The Option Institute's Marty Kearney discusses the weekly options and why they can be attractive to both buyers and sellers.
I am here with Marty Kearney talking about the weekly options and there is a lot of excitement surrounding these new financial products and what they can do for a trader with a short-term time horizon. Can you tell me more about what that is?
Absolutely, Rob, and good to see you again. The weekly options came about as somewhat of a pilot program. We have always had the monthly option expiration.
When you think about it, we have had options with one week of life left once a month for the last 38 years or whatever so the weeklies have been out there. We added the weeklies. We currently have weekly options on a little less than 200 stocks, ETFs, and indexes, and the interesting thing about weeklies is that the premium is so cheap with only a week to go that we have buyers but we also have people that are natural sellers. They might have a one-and-a-half or two-month option and they don’t think anything is going to happen. Maybe they will sell that one-week option against it.
What we do now, Rob, is, as you know, on Wednesday night, all of the exchanges get together and decide what are we going to add tomorrow, Thursday, for expiration the following Friday.
Right. What is the list?
What is the list? The list pretty much stays with the same cast of characters.
I have noticed that. I follow it every single week.
The usual suspects, but they occasionally will drop a stock based on it that just had earnings this week and we don’t need it next week but XYZ is coming out with something interesting next week, a product announcement or earnings or something.
Okay, so then that might be an interesting stock to add. Now, we added something, I know this is being taped, but we added something mid-November. We are now experimenting by adding 10 different stocks that have weekly expiration going out for four consecutive weeks.
Ah, so the little bit of an advance warning that some of these are going to be, right.

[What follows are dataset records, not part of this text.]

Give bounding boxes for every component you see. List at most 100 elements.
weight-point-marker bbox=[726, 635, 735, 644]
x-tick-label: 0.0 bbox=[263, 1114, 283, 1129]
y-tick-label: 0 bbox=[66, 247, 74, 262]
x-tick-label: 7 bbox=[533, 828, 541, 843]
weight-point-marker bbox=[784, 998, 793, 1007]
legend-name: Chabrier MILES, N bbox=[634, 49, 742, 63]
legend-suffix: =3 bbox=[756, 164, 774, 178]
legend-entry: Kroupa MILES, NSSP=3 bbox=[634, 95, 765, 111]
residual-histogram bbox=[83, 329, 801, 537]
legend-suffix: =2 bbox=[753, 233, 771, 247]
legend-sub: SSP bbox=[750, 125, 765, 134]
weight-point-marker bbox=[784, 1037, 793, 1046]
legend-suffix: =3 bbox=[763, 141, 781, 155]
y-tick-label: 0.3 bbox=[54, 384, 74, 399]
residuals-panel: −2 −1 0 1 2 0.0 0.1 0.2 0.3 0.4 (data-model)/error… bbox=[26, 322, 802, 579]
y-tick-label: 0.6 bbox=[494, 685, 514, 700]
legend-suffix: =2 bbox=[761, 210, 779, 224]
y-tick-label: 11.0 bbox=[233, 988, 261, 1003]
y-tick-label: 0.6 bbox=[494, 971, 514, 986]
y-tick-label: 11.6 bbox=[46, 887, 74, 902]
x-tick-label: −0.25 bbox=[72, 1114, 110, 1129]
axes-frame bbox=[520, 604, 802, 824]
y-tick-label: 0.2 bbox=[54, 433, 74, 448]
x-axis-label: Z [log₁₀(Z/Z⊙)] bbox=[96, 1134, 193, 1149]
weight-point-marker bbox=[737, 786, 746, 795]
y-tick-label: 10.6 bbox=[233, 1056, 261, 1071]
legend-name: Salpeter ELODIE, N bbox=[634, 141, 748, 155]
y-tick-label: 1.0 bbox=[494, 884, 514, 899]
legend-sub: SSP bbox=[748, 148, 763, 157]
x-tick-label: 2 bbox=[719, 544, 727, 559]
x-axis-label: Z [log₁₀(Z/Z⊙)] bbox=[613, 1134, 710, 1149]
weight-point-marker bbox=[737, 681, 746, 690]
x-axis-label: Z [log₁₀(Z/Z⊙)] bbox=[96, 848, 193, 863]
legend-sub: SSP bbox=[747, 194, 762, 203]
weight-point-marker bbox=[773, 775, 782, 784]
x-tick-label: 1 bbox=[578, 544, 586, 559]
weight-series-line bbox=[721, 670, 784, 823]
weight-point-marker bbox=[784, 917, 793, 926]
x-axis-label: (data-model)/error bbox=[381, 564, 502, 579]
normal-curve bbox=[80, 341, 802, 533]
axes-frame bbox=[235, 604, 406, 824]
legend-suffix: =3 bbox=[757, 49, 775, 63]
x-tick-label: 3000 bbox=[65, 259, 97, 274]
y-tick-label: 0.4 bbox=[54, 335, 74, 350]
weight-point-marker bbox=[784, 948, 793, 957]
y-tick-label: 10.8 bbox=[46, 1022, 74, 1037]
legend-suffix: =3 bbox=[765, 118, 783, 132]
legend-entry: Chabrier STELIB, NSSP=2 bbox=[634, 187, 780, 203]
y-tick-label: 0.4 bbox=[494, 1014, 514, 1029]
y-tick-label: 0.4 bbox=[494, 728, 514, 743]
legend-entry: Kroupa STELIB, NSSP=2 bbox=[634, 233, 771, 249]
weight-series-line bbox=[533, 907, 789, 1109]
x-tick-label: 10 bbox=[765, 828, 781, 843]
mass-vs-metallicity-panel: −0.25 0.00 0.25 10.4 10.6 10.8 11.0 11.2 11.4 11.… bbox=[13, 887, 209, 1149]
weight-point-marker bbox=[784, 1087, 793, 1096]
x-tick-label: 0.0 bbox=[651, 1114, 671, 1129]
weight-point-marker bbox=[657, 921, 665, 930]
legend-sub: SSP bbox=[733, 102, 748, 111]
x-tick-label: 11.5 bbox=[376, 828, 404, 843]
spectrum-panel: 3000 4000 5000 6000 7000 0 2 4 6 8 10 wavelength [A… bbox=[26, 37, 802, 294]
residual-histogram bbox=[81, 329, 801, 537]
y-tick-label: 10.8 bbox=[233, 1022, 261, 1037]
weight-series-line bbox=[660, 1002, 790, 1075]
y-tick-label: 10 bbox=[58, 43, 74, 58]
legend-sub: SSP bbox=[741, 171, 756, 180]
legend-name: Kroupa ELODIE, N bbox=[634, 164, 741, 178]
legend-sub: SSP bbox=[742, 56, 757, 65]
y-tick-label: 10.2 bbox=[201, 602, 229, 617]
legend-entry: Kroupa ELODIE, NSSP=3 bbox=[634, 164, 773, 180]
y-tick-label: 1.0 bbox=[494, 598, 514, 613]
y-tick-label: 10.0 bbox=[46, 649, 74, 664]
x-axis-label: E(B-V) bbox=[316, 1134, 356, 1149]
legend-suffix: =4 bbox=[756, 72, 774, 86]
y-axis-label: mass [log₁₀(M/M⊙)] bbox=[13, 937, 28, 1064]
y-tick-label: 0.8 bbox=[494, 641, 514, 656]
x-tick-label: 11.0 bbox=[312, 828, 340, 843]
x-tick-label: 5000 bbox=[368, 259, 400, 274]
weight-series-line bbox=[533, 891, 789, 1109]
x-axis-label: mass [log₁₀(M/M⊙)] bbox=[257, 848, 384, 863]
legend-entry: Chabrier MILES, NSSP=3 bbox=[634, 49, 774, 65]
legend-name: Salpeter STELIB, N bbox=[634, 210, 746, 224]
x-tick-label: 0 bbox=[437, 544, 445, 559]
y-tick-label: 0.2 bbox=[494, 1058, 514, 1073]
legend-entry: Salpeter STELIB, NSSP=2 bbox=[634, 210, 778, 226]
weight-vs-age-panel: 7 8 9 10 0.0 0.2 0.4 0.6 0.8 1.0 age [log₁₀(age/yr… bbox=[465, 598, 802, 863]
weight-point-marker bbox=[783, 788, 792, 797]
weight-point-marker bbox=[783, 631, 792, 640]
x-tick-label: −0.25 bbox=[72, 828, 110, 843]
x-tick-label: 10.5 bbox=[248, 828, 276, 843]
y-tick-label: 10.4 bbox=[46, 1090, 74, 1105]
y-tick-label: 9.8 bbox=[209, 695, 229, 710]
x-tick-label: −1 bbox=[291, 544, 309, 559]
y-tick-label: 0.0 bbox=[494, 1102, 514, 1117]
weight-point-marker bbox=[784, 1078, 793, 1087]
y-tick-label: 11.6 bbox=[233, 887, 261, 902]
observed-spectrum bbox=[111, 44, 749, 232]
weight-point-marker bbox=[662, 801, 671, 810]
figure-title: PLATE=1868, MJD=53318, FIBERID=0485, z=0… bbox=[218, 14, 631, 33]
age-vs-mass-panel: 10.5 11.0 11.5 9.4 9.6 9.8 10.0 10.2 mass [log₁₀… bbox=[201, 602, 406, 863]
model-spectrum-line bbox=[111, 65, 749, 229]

Well, yeah, for example, with expiration tomorrow let’s say, all right. We just added the options for next week but in stocks like Apple and GLD, the Q’s, the SPY, the XLF, why don’t we have options expiring on Friday every Friday for the next four weeks until the next expiration.
So, that is interesting, I think, because there have been times where I’ve been thinking I sure would like to sell that weekly option but the premium is not there.
Okay, I don’t want to be on the hook for another four or five weeks, but if I could sell a two-week or a three-week option, this could be something.
It gives a lot of variety and options to traders who are looking for a little bit more variety than just that 30-day expiration.
Absolutely. The weekly options on the volume, it has been changing, it is a moving target, but it has been about 10% to about 12% to 13% of our volume, so there are a lot of people playing the weekly options because they are cheap and, if you are right, that gamma kicks in and it’s going to work for you and, if you are wrong, you have limited risks.
I think the weeklies are a very, very interesting product, whether it is a stock, an ETF, or an index.
This is a great example of the type of things that you are doing to fit the products to the strategies that traders want to do.
Oh, absolutely. This is something that we have been asked for several years. Can’t we have more, we went from monthly to weekly, but we need more, and we are going to give it try and see what happens.